His drone? Whoa. Maybe he thinks Caroline can get some good footage of the island, or maybe he’s patronizing her. Probably a bit of both. It will be a “funny little project,” and Caroline will return to New York twenty-five hundred dollars richer.

On Caroline’s first day at the loft, Isaac had told her that the most challenging part of documentary filmmaking was finding a worthy subject. Look for a chink in the armor, he said, where you can penetrate the surface and discover a hidden truth.

As Caroline packs up Isaac’s precious equipment, she laughs to herself. There won’t be any hidden truths behind a bunch of olds eating lobster rolls, wearing capri pants, and quoting Sixteen Candles.

That much is for sure.





4. First Light I


Because it faces northeast, Squam is the best place on the island to watch the sunrise. Hollis carries her coffee out to the deck with Henrietta at her heels, and together they feast on the view—the pond, the footbridge, the sandy path that leads through the dunes to the navy-blue stripe of the Atlantic Ocean.

She and Matthew named the house First Light.

What are Hollis’s favorite things about the house? The slender windows flanking the front door are inlaid with pieces of actual sea glass in every shade of blue and green. The cathedral-ceilinged great room is white and bright with blond wood beams and trim, but there are surprises too—the blue-moon couch, a comfy semicircle of deep cerulean suede, between shamrock-green lounging chairs that face the glass doors. Leather stools surround the kitchen island—there’s plenty of room for Hollis to cook while entertaining—and over the island hangs a chandelier made from vintage Coca-Cola bottles. A chaise upholstered in the palest blue silk is positioned in front of the white brick fireplace. Mom’s throne, Caroline calls it, because that’s where Hollis would spend every waking moment if she could—on the chaise with a book (though recently, book has meant “laptop”). In the summer, she keeps the front and back doors open so the breeze can blow through the house, and in the fall and winter, the fire is always lit. Coffee on the side table in the mornings; a glass of cold, crisp sauvignon blanc in the evenings.

Hollis and Matthew turned the original cottage into a charming guesthouse decked out with curvy, colorful midcentury furnishings.
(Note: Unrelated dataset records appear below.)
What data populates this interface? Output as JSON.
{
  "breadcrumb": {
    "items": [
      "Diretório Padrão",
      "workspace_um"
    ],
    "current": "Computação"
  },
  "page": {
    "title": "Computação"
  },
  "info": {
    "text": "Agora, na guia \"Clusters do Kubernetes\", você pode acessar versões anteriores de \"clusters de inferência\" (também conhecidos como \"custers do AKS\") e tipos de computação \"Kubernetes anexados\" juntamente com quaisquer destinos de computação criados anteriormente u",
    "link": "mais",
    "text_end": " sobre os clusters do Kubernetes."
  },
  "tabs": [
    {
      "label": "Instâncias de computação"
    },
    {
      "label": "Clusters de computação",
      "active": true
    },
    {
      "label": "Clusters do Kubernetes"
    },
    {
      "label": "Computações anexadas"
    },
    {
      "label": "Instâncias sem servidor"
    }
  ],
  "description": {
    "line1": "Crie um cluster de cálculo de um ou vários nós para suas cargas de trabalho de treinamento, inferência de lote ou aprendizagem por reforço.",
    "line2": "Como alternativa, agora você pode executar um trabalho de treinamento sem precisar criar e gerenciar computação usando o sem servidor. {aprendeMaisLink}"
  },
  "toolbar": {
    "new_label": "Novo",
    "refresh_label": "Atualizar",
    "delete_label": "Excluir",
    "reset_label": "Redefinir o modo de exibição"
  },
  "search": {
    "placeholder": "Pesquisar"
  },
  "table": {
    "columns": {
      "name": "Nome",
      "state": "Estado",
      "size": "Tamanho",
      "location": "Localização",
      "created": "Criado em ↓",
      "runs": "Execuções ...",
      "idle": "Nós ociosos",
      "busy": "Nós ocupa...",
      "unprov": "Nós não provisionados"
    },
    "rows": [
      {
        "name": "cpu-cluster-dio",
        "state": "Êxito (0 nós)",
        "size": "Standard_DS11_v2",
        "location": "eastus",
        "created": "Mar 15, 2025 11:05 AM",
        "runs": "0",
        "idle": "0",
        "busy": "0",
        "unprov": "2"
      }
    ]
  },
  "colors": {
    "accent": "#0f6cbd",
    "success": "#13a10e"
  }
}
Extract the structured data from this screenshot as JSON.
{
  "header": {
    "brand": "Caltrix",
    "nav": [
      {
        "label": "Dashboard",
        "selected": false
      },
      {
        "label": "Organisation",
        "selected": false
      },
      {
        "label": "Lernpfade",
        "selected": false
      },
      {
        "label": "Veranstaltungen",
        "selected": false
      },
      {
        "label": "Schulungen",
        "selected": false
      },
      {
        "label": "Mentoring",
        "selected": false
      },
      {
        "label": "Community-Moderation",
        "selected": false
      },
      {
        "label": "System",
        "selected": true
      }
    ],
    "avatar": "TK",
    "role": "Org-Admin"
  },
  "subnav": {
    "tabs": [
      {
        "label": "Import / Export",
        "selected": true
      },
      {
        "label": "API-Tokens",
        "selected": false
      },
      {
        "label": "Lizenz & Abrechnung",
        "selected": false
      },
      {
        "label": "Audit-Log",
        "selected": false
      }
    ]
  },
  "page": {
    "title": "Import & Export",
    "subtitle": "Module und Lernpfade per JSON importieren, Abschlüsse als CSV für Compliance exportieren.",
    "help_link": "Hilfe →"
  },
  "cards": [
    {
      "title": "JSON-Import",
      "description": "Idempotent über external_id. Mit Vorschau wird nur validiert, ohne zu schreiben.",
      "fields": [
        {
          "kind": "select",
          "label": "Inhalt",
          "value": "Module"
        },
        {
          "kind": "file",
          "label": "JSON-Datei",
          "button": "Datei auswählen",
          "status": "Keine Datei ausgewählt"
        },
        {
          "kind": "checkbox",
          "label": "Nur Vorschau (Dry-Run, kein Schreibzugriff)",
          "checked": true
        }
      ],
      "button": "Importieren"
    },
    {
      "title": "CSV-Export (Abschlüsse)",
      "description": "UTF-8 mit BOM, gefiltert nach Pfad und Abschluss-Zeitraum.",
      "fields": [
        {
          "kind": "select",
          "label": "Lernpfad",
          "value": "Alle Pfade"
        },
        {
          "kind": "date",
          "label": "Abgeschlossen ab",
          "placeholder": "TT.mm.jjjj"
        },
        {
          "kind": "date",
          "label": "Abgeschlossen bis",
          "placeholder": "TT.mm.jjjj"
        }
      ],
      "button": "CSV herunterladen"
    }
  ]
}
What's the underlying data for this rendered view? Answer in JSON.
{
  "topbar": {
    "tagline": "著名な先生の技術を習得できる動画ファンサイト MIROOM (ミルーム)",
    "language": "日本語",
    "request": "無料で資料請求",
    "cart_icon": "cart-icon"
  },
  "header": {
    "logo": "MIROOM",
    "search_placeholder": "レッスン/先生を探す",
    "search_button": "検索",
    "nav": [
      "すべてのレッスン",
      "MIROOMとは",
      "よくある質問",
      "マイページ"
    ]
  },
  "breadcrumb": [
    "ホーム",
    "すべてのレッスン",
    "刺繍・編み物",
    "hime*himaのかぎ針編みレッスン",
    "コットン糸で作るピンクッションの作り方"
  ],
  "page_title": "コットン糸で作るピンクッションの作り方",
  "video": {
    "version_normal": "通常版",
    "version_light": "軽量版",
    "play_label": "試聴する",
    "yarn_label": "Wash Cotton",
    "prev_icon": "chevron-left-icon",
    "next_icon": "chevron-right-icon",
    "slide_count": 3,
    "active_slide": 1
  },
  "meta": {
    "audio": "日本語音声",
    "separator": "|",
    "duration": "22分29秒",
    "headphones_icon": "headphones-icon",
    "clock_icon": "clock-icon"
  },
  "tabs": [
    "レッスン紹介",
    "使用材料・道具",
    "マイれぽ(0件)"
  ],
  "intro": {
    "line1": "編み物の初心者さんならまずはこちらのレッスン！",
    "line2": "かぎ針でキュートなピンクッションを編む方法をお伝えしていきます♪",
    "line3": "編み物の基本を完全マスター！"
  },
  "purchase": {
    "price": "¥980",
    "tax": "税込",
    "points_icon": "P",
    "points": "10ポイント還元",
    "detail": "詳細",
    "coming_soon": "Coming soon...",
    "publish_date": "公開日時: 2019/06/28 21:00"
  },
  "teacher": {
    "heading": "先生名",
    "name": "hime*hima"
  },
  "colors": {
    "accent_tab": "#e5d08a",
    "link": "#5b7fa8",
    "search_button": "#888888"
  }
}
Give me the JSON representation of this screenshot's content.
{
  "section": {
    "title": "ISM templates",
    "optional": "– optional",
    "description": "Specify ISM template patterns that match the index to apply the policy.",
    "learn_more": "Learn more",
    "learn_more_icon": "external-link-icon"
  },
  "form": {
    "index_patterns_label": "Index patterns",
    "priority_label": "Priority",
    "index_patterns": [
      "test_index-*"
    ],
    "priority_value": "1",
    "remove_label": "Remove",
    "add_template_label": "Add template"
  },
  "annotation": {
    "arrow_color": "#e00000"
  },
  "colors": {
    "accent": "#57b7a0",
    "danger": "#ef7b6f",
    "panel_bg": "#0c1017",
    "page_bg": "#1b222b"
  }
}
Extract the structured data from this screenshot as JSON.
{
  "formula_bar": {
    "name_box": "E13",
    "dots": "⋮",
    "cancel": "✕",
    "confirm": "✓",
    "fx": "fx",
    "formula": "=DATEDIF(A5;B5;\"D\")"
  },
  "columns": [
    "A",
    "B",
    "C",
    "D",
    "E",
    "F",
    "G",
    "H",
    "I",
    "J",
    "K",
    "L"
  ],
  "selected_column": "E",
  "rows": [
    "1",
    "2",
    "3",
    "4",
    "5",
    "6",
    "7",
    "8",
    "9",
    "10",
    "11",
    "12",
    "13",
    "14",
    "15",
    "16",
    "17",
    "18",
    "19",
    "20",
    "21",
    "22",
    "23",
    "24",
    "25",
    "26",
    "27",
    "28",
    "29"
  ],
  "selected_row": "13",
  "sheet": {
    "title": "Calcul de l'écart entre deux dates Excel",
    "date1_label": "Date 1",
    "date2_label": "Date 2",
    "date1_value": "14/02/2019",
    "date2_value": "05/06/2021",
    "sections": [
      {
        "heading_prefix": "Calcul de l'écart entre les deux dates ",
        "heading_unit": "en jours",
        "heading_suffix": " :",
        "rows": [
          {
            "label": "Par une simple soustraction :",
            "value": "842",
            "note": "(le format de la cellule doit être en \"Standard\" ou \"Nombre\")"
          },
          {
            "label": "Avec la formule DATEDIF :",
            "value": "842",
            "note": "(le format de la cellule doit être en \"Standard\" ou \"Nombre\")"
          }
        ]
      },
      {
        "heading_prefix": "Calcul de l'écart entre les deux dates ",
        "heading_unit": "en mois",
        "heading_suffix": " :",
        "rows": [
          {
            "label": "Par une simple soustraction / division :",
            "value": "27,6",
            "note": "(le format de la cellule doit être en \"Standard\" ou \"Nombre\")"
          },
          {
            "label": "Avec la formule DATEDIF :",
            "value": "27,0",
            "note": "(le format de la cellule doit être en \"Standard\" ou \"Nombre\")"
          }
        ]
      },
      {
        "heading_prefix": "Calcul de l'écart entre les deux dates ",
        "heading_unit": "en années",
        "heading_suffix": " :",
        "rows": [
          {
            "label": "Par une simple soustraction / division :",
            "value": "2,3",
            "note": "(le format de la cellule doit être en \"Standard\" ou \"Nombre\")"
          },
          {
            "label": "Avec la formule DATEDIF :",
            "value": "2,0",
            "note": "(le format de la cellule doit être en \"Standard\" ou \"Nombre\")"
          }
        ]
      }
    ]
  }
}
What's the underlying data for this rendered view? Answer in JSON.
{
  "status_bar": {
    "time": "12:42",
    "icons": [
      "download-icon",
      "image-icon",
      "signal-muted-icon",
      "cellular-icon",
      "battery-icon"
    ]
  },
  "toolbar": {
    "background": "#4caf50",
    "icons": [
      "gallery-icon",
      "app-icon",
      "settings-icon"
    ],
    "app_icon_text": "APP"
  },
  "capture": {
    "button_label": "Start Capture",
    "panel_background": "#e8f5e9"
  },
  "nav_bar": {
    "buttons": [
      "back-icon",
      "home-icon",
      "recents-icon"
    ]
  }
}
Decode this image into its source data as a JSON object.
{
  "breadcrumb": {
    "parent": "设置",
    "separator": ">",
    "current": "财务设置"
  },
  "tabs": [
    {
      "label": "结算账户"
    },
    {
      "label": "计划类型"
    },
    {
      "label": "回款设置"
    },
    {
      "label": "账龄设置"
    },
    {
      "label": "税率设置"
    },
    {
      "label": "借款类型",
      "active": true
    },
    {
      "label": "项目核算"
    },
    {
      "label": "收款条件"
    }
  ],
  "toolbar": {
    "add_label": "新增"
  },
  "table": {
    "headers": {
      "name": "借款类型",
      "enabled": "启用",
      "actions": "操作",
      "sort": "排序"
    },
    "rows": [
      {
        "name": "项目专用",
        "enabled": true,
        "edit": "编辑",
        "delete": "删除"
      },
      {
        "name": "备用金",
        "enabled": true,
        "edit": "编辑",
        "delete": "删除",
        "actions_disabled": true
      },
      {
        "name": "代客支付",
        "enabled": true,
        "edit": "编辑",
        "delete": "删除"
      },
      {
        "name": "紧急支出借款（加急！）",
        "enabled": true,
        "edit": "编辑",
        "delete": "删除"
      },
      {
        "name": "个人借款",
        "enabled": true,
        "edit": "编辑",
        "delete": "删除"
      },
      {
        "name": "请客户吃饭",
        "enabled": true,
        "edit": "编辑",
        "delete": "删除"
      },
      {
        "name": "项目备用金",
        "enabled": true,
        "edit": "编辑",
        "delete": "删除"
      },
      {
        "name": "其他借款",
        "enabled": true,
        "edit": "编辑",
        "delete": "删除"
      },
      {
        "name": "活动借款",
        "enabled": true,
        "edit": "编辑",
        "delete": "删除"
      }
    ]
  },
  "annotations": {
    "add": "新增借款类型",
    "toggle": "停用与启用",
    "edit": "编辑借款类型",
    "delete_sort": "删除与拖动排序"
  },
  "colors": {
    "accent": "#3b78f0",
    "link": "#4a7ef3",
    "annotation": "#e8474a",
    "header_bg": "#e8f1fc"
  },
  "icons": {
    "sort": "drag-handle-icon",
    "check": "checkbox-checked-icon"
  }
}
They named the cottage the Twist. (The observant guests figure out why.)

Next to the Twist is a two-car garage that shelters Hollis’s Volvo and Matthew’s “baby,” a strawberry-red 1971 convertible Bronco that’s perennially filled with sand no matter how often Hollis vacuums it.

Hollis decides to put Tatum in the Fifty Shades of White suite across the hall from her room and next to Caroline’s. She’ll put Brooke in the Board Room and Gigi in her favorite space in the house, Hibiscus Heaven—both of these suites are on the far side of the living area. Dru-Ann can have the Twist to herself.

“This is happening, girlfriend,” Hollis says to Henrietta. “Everyone arrives tomorrow.”